The collapse in Britain, however, occurred following victory
in a global conflict in which, at the start, Britain stood alone
against tyranny and barbarism, and although rooted in a time
of postwar privation, demotion from great power status, and loss
of empire, ran its course as the nation experienced unprecedented
and broadly-based prosperity.
Hitchens argues that the British cultural collapse was almost entirely
the result of well-intentioned “reform” and “modernisation” knocking
out the highly evolved and subtly interconnected pillars which
supported the culture, set in motion, perhaps, by immersion in
American culture during World War II (see chapter 16—this argument
seems rather dubious to me, since many of the postwar changes in
Britain also occurred in the U.S., but afterward), and
reinforced and accelerated by television broadcasting, the perils of
which were prophetically sketched by T.S. Eliot in 1950
(p. 128). When the pillars of a culture: historical memory,
national identity and pride, religion and morality, family, language,
community, landscape and architecture, decency, and education are
dislodged, even slightly, what ensues is much like the “controlled
implosion” demolition of a building, with the Hobbesian forces of
“every man for himself” taking the place of gravity in pulling down
the structure and creating the essential preconditions for the
replacement of bottom-up self-government by self-reliant citizens with
authoritarian rule by élite such as Tony Blair's ambition of U.S.-style
presidential power and, the leviathan where the
road to serfdom leads, the emerging
anti-democratic Continental super-state.
This U.S second edition includes notes which explain British terms and
personalities unlikely to be familiar to readers abroad, a preface
addressed to American readers, and an afterword discussing the 2001
general election and subsequent events.
November 2005
- Hitchens, Peter. The Abolition of Liberty. London:
Atlantic Books, [2003] 2004. ISBN 1-84354-149-1.

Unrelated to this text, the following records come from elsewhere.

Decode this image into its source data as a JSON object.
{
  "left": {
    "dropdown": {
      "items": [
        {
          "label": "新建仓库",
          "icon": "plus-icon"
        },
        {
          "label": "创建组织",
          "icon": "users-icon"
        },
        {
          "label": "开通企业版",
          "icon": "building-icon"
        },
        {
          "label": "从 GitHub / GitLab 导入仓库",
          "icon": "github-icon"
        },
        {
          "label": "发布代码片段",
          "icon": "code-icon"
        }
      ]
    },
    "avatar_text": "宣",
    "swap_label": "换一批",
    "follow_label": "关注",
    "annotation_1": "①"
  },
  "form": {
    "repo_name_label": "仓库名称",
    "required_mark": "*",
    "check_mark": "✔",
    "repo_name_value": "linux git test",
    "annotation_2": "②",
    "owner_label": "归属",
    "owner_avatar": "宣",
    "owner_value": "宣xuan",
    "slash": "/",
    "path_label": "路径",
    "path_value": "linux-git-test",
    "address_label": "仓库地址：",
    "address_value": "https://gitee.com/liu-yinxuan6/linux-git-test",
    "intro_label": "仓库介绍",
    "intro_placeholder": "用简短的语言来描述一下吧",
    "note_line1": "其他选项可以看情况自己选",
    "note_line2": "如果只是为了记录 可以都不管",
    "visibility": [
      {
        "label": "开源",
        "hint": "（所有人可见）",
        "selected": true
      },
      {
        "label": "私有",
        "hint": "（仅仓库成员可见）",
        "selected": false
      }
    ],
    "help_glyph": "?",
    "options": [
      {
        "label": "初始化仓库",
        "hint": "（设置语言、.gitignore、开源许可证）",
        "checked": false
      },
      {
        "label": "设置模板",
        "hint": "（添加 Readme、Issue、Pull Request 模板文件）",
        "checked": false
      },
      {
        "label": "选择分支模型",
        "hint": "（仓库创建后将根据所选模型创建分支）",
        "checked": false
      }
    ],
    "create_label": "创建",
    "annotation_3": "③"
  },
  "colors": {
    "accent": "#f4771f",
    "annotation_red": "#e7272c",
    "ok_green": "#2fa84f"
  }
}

- This is a revised edition
of the hardcover published in 2003 as A Brief History of Crime. Unlike
the police of most other countries (including most of the U.S.),
since the founding of the Metropolitan Police in 1829, police in
England and Wales focused primarily on the prevention of crime through
a regular, visible presence and constant contact with the community,
as opposed to responding after the commission of a crime to investigate
and apprehend those responsible. Certainly, detection was among the
missions of the police, but crime was viewed as a failure of policing,
not an inevitable circumstance to which one could only react. Hitchens
argues that it is this approach which, for more than a century, made
these lands among the safest, civil, and free on Earth, with police
integrated in the society as uniformed citizens, not a privileged
arm of the state set above the people. Starting in the 1960s, all of
this began to change, motivated by a mix of utopian visions and the
hope of cutting costs. The bobby on the beat was replaced by police
in squad cars with sirens and flashing lights, inevitably arriving
after a crime was committed and able to do little more than comfort
the victims and report yet another crime unlikely to be solved.

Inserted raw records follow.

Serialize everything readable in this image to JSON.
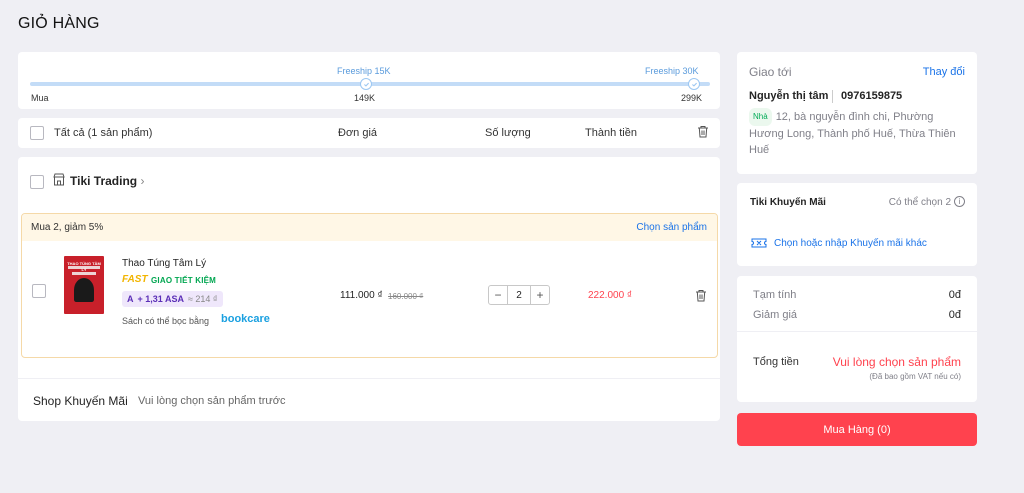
{
  "page": {
    "title": "GIỎ HÀNG"
  },
  "freeship": {
    "progress_fraction": 0.0,
    "milestones": [
      {
        "label": "Freeship 15K",
        "value": "149K"
      },
      {
        "label": "Freeship 30K",
        "value": "299K"
      }
    ],
    "start_label": "Mua"
  },
  "header": {
    "select_all_label": "Tất cả (1 sản phẩm)",
    "unit_price_label": "Đơn giá",
    "quantity_label": "Số lượng",
    "total_label": "Thành tiền",
    "delete_icon": "trash-icon"
  },
  "seller": {
    "icon": "store-icon",
    "name": "Tiki Trading",
    "promo_text": "Mua 2, giảm 5%",
    "promo_link": "Chọn sản phẩm",
    "product": {
      "cover_title": "THAO TÚNG TÂM LÝ",
      "name": "Thao Túng Tâm Lý",
      "fast_label": "FAST",
      "fast_sub": "GIAO TIẾT KIỆM",
      "asa_prefix": "+ 1,31 ASA",
      "asa_approx": "≈ 214 ₫",
      "wrap_note": "Sách có thể bọc bằng",
      "wrap_brand": "bookcare",
      "unit_price": "111.000 ₫",
      "old_price": "160.000 ₫",
      "quantity": "2",
      "minus": "−",
      "plus": "+",
      "total_price": "222.000 ₫"
    },
    "shop_promo_label": "Shop Khuyến Mãi",
    "shop_promo_text": "Vui lòng chọn sản phẩm trước"
  },
  "address": {
    "title": "Giao tới",
    "change_label": "Thay đổi",
    "name": "Nguyễn thị tâm",
    "phone": "0976159875",
    "badge": "Nhà",
    "address_text": "12, bà nguyễn đình chi, Phường Hương Long, Thành phố Huế, Thừa Thiên Huế"
  },
  "coupon": {
    "title": "Tiki Khuyến Mãi",
    "choose_label": "Có thể chọn 2",
    "link_label": "Chọn hoặc nhập Khuyến mãi khác"
  },
  "summary": {
    "subtotal_label": "Tạm tính",
    "subtotal_value": "0đ",
    "discount_label": "Giảm giá",
    "discount_value": "0đ",
    "total_label": "Tổng tiền",
    "total_message": "Vui lòng chọn sản phẩm",
    "vat_note": "(Đã bao gồm VAT nếu có)"
  },
  "buy_button": {
    "label": "Mua Hàng (0)"
  },
  "colors": {
    "accent_red": "#ff424e",
    "link_blue": "#1a73e8",
    "promo_bg": "#fff7e6"
  }
}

Predictably, crime in Britain exploded to the upside, with far more
police and police spending per capita than before the “reforms” unable
to even reduce its rate of growth. The response of the government
elite has not been to return to preventive policing, but rather to
progressively infringe the fundamental liberties of citizens, trending
toward the third world model of a police state with high crime.

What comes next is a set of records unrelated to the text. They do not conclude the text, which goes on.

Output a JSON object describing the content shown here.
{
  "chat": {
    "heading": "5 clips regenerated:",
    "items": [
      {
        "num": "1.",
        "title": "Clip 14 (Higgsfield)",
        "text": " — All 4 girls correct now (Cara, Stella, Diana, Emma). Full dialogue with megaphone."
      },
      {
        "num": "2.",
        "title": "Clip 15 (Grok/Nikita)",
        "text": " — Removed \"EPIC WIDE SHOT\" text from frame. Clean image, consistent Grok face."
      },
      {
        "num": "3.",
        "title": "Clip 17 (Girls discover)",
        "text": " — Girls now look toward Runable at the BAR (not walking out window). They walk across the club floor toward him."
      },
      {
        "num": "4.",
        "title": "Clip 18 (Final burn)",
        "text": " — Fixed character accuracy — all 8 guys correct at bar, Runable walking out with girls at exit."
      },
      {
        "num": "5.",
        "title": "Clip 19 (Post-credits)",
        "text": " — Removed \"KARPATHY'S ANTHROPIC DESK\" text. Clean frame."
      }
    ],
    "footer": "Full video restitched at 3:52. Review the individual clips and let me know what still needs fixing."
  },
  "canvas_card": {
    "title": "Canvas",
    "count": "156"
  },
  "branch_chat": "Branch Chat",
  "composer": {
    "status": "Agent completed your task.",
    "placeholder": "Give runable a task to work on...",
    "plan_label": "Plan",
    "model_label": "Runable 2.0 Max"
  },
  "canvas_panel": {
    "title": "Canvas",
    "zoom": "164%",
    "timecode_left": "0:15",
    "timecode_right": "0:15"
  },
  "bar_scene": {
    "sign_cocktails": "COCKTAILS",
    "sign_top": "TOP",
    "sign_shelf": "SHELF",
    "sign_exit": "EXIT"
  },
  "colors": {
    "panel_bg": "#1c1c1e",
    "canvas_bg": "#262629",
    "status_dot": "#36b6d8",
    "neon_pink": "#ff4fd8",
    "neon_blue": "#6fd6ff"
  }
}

None of this would have surprised Hayek, who foresaw it all The Road to Serfdom
(May 2002). Theodore Dalrymple's Life at the Bottom (September 2002) provides a view from the streets
surrendered to savagery, and the prisons and hospitals occupied by the
perpetrators and their victims. In this edition, Hitchens deleted two
chapters from the hardcover which questioned Britain's abolition of
capital punishment and fanatic program of victim disarmament (“gun
control”). He did so “with some sadness” because “the only way to
affect politics in this country is to influence the left”, and these
issues are “articles of faith with the modern left”. As “People do not
like to be made to think about their faith”, he felt the case better
put by their exclusion. I have cited these quotes from pp. xi–xii
of the Preface without ellipses but, I believe, fairly.